— О господи, ну, пожалуйста, мадам. Это моя вина.
— Ваша.
— Да.
Кристиан стоит, замерев, руки по швам. Губы сжаты. Его колотит дрожь. Как крупная, так и мелкая. Гарриет вновь принимается тыкать пальцем. Горжетка слетает с плеч. Кристиан ее поднимает. Гарриет отталкивает его руку.
— Так это вы сделали. С моим Герби. Это ваша работа.
— Я сделал все, что было в моих силах.
— В ваших силах, ха-ха. Раскрасил моего мужа, будто грошовую потаскуху. Что вы сделали с его кожей. Она была совершенно нормальной. Вы нанесли оскорбление старой вдове. Марджи, запоминай все, что он говорит, будешь свидетельницей.
— Мы могли бы предложить вам какое-то возмещение.
— Возмещение. Марджи, ты слышишь. Этот хмырь говорит, что я получу возмещение. Что у вас здесь, торговля некондиционным товаром.
— Да. Вот именно.
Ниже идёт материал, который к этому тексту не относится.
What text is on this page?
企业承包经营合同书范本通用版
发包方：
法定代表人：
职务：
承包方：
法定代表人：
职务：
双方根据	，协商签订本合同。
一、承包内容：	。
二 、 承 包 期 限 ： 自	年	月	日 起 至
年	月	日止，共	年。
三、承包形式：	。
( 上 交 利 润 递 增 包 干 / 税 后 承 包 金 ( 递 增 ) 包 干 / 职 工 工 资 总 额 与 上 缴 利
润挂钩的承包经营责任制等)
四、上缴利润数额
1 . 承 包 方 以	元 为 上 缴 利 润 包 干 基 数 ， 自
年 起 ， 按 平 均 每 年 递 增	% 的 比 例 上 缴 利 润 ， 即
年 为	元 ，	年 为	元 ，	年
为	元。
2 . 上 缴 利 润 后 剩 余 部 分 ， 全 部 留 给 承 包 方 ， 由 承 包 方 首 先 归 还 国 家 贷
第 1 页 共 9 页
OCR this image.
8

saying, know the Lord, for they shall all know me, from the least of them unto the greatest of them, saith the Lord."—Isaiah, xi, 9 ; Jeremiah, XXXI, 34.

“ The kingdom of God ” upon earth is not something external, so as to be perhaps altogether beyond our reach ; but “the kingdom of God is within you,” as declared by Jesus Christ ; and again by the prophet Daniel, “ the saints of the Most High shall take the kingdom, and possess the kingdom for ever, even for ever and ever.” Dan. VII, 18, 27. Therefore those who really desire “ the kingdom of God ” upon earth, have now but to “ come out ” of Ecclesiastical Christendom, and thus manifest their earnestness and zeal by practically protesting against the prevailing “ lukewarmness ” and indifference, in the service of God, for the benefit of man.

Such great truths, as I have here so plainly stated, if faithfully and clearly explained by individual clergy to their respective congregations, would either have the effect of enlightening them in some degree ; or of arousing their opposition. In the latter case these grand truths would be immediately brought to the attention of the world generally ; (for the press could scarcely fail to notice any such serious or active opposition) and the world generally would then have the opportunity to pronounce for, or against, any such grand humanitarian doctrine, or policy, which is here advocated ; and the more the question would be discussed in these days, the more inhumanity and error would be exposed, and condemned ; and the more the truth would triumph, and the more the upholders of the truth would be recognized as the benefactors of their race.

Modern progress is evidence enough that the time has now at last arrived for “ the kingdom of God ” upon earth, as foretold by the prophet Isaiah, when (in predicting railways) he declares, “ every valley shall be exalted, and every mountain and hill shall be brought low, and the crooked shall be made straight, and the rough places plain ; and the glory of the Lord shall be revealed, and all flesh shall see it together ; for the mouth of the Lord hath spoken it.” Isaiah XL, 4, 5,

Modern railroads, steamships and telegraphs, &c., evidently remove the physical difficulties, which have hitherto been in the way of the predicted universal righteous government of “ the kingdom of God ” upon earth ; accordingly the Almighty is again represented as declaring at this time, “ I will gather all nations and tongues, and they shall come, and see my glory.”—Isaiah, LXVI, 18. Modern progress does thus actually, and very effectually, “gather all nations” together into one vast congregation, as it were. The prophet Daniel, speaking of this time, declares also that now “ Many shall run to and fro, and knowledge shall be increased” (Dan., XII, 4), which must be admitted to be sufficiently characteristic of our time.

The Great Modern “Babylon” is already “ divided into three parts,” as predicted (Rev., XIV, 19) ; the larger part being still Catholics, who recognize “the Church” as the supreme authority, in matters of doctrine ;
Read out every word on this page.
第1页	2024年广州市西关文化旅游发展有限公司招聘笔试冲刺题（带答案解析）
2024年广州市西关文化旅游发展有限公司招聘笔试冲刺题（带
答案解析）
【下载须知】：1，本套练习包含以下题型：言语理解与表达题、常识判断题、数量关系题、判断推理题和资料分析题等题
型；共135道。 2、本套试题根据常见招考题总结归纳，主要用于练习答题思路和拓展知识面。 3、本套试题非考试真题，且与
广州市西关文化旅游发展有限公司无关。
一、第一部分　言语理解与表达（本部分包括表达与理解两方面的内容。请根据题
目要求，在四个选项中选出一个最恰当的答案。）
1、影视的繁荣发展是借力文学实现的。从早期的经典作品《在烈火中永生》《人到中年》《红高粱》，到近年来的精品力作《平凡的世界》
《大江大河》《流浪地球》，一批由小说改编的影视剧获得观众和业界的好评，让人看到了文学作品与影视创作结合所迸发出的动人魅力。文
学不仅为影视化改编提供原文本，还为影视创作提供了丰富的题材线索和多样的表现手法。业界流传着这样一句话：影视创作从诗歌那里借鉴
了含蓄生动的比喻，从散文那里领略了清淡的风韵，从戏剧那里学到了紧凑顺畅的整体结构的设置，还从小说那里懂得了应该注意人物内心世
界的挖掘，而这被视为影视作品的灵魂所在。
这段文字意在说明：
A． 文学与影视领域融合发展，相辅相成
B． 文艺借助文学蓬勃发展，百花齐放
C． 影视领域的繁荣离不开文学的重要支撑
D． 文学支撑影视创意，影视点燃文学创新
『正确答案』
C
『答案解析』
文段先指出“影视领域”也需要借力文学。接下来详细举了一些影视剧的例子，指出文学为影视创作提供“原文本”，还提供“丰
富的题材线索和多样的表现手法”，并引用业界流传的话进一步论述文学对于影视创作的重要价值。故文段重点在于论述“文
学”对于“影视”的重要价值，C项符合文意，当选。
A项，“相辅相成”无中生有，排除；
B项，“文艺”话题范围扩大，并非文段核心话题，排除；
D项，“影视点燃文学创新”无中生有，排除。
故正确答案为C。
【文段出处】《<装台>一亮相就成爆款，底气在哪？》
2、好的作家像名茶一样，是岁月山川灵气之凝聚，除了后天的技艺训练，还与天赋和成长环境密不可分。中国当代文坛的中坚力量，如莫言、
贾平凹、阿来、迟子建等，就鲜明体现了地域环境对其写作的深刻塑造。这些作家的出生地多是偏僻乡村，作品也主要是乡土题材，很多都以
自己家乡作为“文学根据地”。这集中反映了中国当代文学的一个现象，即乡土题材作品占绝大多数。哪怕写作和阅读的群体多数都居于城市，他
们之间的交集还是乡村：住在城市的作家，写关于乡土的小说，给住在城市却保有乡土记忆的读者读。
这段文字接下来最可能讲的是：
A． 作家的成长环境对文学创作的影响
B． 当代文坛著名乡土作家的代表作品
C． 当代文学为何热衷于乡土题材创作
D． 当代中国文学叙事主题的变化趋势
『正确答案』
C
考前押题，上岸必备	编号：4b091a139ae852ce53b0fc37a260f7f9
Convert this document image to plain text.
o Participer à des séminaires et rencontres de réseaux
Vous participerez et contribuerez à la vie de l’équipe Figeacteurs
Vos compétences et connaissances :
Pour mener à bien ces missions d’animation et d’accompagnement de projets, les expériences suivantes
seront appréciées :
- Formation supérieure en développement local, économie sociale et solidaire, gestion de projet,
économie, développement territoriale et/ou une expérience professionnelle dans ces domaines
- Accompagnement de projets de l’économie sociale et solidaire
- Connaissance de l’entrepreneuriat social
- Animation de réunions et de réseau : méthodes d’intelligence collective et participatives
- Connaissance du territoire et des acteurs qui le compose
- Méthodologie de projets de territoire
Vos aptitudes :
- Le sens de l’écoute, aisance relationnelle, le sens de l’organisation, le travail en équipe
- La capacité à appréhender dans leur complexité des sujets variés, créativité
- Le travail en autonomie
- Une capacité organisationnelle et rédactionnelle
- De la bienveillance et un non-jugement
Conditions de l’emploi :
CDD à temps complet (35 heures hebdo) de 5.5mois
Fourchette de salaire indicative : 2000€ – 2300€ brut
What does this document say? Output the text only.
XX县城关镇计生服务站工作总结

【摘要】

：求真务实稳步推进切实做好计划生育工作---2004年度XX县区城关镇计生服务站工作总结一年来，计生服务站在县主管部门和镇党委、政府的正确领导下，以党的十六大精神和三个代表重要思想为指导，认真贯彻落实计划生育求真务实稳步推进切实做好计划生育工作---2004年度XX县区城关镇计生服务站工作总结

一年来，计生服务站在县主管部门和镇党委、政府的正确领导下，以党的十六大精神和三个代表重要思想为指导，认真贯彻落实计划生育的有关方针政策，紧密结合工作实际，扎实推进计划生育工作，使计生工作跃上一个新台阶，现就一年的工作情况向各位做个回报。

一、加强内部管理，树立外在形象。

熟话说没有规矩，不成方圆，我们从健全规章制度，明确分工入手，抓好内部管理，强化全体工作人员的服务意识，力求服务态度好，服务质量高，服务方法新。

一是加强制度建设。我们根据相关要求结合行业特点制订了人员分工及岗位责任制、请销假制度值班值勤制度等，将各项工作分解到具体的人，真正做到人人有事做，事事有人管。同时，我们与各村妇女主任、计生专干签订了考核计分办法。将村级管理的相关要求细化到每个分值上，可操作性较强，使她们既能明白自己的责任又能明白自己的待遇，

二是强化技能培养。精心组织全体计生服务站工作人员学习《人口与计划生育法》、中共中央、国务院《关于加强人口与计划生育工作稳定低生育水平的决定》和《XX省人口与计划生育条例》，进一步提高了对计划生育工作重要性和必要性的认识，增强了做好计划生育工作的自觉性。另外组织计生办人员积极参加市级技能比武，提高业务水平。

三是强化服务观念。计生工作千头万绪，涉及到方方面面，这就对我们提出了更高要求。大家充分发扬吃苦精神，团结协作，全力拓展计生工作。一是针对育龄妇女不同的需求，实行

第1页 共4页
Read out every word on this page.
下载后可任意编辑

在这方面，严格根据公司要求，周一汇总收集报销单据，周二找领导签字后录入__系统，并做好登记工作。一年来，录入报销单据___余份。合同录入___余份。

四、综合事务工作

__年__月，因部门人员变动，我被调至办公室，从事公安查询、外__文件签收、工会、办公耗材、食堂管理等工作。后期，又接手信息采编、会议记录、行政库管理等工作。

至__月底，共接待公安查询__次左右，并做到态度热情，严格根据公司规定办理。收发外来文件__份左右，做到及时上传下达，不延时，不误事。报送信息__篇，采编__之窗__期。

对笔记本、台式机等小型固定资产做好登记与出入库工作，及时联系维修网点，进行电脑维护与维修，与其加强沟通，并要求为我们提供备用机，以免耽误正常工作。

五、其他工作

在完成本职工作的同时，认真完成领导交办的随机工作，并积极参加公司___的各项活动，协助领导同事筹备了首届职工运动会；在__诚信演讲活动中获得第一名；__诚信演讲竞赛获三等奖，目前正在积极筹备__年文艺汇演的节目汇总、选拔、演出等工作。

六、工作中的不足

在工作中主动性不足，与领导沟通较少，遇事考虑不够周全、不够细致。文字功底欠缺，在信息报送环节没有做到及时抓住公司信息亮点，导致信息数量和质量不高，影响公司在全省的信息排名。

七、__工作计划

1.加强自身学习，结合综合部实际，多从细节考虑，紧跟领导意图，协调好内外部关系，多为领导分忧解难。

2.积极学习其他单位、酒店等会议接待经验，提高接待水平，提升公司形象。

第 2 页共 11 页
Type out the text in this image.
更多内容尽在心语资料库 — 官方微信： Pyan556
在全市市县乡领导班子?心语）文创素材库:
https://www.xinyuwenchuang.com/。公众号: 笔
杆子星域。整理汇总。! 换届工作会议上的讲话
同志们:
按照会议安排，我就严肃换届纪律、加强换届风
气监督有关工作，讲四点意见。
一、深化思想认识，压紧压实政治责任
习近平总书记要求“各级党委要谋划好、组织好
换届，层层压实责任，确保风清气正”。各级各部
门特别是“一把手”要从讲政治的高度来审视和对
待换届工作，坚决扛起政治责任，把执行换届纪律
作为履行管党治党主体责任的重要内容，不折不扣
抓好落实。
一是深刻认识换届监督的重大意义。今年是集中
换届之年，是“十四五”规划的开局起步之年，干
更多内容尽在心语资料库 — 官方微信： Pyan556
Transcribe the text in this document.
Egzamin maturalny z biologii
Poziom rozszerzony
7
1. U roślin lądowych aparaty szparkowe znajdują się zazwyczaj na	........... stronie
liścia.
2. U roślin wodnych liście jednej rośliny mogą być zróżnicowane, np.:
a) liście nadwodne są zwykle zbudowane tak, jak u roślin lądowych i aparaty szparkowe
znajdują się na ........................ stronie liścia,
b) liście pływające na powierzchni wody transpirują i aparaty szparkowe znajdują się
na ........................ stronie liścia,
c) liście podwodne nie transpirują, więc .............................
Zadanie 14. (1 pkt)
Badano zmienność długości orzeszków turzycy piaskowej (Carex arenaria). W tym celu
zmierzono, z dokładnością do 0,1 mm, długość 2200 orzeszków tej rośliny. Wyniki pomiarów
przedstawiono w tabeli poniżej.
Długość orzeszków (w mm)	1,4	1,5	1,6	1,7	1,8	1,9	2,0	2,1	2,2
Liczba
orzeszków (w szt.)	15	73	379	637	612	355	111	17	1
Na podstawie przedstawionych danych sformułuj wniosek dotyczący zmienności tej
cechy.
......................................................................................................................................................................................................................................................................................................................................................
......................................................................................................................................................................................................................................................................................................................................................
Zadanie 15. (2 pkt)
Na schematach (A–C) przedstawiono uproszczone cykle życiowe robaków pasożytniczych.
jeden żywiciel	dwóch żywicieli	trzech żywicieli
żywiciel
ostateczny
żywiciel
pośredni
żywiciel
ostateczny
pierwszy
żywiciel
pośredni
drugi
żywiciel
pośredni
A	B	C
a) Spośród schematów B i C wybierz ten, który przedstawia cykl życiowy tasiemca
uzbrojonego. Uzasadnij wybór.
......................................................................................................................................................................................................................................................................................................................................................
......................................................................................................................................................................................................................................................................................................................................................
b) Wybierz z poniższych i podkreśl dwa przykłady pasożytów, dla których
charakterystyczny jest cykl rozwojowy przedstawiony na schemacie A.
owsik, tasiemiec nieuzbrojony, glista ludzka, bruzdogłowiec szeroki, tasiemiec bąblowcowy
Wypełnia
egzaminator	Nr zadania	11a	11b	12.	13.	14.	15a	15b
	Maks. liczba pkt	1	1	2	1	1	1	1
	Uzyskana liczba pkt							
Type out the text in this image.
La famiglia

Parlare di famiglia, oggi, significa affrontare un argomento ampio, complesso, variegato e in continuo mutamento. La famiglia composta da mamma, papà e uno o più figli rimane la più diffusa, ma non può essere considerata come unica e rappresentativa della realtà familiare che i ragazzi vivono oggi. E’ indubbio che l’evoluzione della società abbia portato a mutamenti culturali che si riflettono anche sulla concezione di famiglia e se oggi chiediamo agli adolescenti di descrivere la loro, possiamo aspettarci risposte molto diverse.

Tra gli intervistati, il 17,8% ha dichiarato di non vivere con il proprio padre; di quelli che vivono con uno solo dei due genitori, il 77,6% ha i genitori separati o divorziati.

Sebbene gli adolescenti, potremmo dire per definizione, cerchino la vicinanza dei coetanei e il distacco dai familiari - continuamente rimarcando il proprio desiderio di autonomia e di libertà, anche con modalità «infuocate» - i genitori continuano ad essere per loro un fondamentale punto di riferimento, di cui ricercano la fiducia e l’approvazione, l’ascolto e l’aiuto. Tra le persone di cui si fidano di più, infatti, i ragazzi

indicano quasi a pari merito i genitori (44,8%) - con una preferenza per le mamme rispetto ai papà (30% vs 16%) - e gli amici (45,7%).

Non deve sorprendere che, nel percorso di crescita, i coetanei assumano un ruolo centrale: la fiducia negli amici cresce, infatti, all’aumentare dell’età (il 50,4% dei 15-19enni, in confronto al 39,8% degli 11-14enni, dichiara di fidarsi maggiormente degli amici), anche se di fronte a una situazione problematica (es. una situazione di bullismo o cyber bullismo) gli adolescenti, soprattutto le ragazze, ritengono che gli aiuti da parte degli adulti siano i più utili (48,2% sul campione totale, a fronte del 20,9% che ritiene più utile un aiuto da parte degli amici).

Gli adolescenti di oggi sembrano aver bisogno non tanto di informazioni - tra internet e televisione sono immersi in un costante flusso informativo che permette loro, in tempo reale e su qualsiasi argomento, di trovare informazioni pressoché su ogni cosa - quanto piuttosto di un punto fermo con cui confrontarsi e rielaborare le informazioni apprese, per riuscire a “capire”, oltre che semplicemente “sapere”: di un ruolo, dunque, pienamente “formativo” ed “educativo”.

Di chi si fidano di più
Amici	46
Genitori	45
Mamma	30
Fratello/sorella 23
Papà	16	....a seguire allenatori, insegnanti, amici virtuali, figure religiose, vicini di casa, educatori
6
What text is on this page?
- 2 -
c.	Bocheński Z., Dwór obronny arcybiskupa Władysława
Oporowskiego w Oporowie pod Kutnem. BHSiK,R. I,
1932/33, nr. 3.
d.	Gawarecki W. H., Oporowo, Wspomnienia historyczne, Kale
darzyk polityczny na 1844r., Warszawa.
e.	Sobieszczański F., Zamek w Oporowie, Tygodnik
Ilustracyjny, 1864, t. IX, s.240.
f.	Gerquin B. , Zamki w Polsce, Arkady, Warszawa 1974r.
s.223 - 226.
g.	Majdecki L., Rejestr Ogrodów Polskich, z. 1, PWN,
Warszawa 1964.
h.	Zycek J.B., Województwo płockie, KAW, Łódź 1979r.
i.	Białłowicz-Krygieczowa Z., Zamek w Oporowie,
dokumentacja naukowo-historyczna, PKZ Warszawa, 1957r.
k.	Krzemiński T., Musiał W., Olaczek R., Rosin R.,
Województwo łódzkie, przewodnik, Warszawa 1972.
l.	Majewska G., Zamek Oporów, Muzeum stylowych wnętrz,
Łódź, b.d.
И если ты, сука ебаная паскудная, не перестанешь вонять, я накачаю тебя формалином и толкану разъездному музею уродов.
— Что. Как. Что ты сказал. Вдове. Перед гробом мужа, вы слышали, что он сказал.
Кристиан в ярости вылетает из сумрачного покоя. Минует мисс Мускус, засунувшую в рот чуть ли не всю ладонь. Последний проход по канареечному ковру. Выбивался из сил. Хотел сделать все наилучшим образом. Потел, как последний невольник. Вымыл в шампуне и уложил каждый его волосок. Отполировал каждый ноготь. Даже повязал на него свой собственный шотландский галстук. Просто хочется выть от этой гнусной истории. Многие часы работы. Грезы и упования. Что вот-де придут люди. Полные печали. И сердца их забьются быстрее, ибо в душах вдруг оживет память о прежнем, не разрушенном жизнью лице этого человека. Тронутом в последние его земные мгновения отсветом юности. Танцующим последнее па в молчании мира. Проблеск блаженства.
Кристиан торопливо шагает на запад. Сквозь дребезжащую музыку Лексингтон-авеню, мимо широкого Паркового бульвара и элегантных витрин Мэдисон. Поднимаясь по одной и опускаясь по другой стороне наводненной людьми Парк-авеню. На перекрестках задувает порывами холодный восточный ветер. Прилетающий с Бруклина. Сквозь решетки всех исправительных заведений. Из-за которых, не мигая, в тревоге таращатся узники.
Вот и те двери, у которых Вайн по его словам видел меня. Вежливого и выдержанного. Теперь у них стоит мужчина, колотя в цинковую плошку. Перед ним сидит на коврике собака— поводырь. Над дорожными знаками, словно большие слезы, свисают два фонаря. Парковка запрещена, как и проезд грузовиков. Особенно, когда сюда рекой стекаются люди, привлеченные распродажей. Чарли сказал, как выйду на пенсию, куплю себе тренировочную лужайку для гольфа, вот где настоящие деньги. Ведерко с мячами — доллар. И сиди, греби их граблями. А если кто в мишень попадет, тому ведерко задаром, ну они и торчат там целыми днями, стараются. Сказал, что там всякому хватит места, чтобы сшибить пару долларов.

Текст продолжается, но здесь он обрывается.